The annual conference, established in 1744, acquired a governing power only
after the death of Wesley. Charles Wesley rendered the society a service
incalculably great by his hymns. They introduced a new era in the hymnology of
the English Church. John Wesley apportioned his days to his work in leading the
Church, to studying (for he was an incessant reader), to traveling, and to
preaching.
Wesley
was untiring in his efforts to disseminate useful knowledge throughout his
denomination. He planned for the mental culture of his traveling preachers and
local exhorters, and for schools of instruction for the future teachers of the
Church. He himself prepared books for popular use upon universal history,
church history, and natural history. In this Wesley was an apostle of the
modern union of mental culture with Christian living. He published also the
best matured of his sermons and various theological works. These, both by their
depth and their penetration of thought, and by their purity and precision of
style, excite our admiration.
John
Wesley was of but ordinary stature, and yet of noble
presence. His features were very handsome even in old age. He had an open brow,
an eagle nose, a clear eye, and a fresh complexion. His manners were fine, and
in choice company with Christian people he enjoyed relaxation. Persistent,
laborious love for men's souls, steadfastness, and tranquillity of spirit were
his most prominent traits of character. Even in doctrinal controversies he
exhibited the greatest calmness. He was kind and very liberal. His industry has
been named already. In the last fifty-two years of his
life, it is estimated that he preached more than forty
thousand sermons.
Wesley
brought sinners to repentance throughout three kingdoms and over two
hemispheres. He was the bishop of such a diocese as neither the Eastern nor the
Western Church ever witnessed before.

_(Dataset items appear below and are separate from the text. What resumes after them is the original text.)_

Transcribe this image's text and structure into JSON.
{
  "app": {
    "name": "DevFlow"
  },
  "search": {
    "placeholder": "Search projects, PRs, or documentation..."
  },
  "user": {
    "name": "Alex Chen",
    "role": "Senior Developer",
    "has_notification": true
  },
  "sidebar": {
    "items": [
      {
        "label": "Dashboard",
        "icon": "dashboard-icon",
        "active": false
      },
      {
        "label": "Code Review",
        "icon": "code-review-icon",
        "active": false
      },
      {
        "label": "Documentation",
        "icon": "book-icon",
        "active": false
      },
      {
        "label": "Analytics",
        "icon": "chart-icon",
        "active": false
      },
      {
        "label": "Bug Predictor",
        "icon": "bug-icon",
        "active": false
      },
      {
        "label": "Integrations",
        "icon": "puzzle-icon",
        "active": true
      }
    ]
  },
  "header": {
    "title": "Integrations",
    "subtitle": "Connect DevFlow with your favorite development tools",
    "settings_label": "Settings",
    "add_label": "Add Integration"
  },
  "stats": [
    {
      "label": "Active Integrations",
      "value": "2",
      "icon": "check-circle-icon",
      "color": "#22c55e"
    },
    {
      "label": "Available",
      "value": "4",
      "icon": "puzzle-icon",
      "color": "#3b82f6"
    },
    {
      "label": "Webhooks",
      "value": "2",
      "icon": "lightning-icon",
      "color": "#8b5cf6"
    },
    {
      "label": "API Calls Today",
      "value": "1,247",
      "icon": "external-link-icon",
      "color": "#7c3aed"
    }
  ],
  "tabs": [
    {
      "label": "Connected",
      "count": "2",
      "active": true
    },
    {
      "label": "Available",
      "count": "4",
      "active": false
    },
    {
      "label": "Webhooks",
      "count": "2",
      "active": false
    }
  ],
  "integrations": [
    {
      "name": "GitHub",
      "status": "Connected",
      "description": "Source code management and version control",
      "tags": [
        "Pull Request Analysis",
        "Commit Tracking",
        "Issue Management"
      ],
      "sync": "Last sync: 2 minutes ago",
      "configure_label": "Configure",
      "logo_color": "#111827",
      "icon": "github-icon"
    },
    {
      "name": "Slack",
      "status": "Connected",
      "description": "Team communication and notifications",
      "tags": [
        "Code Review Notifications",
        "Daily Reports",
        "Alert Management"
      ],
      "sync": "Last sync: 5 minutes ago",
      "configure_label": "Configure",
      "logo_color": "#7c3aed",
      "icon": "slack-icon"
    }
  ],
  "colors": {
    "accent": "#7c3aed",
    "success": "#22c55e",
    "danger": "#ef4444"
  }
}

What is there in the circle of Christian
effort--foreign missions, home missions, Christian tracts and literature, field
preaching, circuit preaching, Bible readings, or aught else--which was not attempted by John Wesley, which was
not grasped by his mighty mind through the aid of his Divine Leader?
To
him it was granted to arouse the English
Church, when it had lost sight of Christ the Redeemer to a renewed
Christian life. By preaching the justifying and renewing of the soul through
belief upon Christ, he lifted many thousands of the
humbler classes of the English people from their exceeding ignorance and evil
habits, and made them earnest, faithful Christians. His untiring effort made
itself felt not in England alone, but in America and in continental Europe. Not
only the germs of almost all the existing zeal in
England on behalf of Christian truth and life are due to Methodism, but the
activity stirred up in other portions of Protestant Europe we must trace
indirectly, at least, to Wesley.
He
died in 1791 after a long life of tireless labor and unselfish service. His
fervent spirit and hearty brotherhood still survives
in the body that cherishes his name.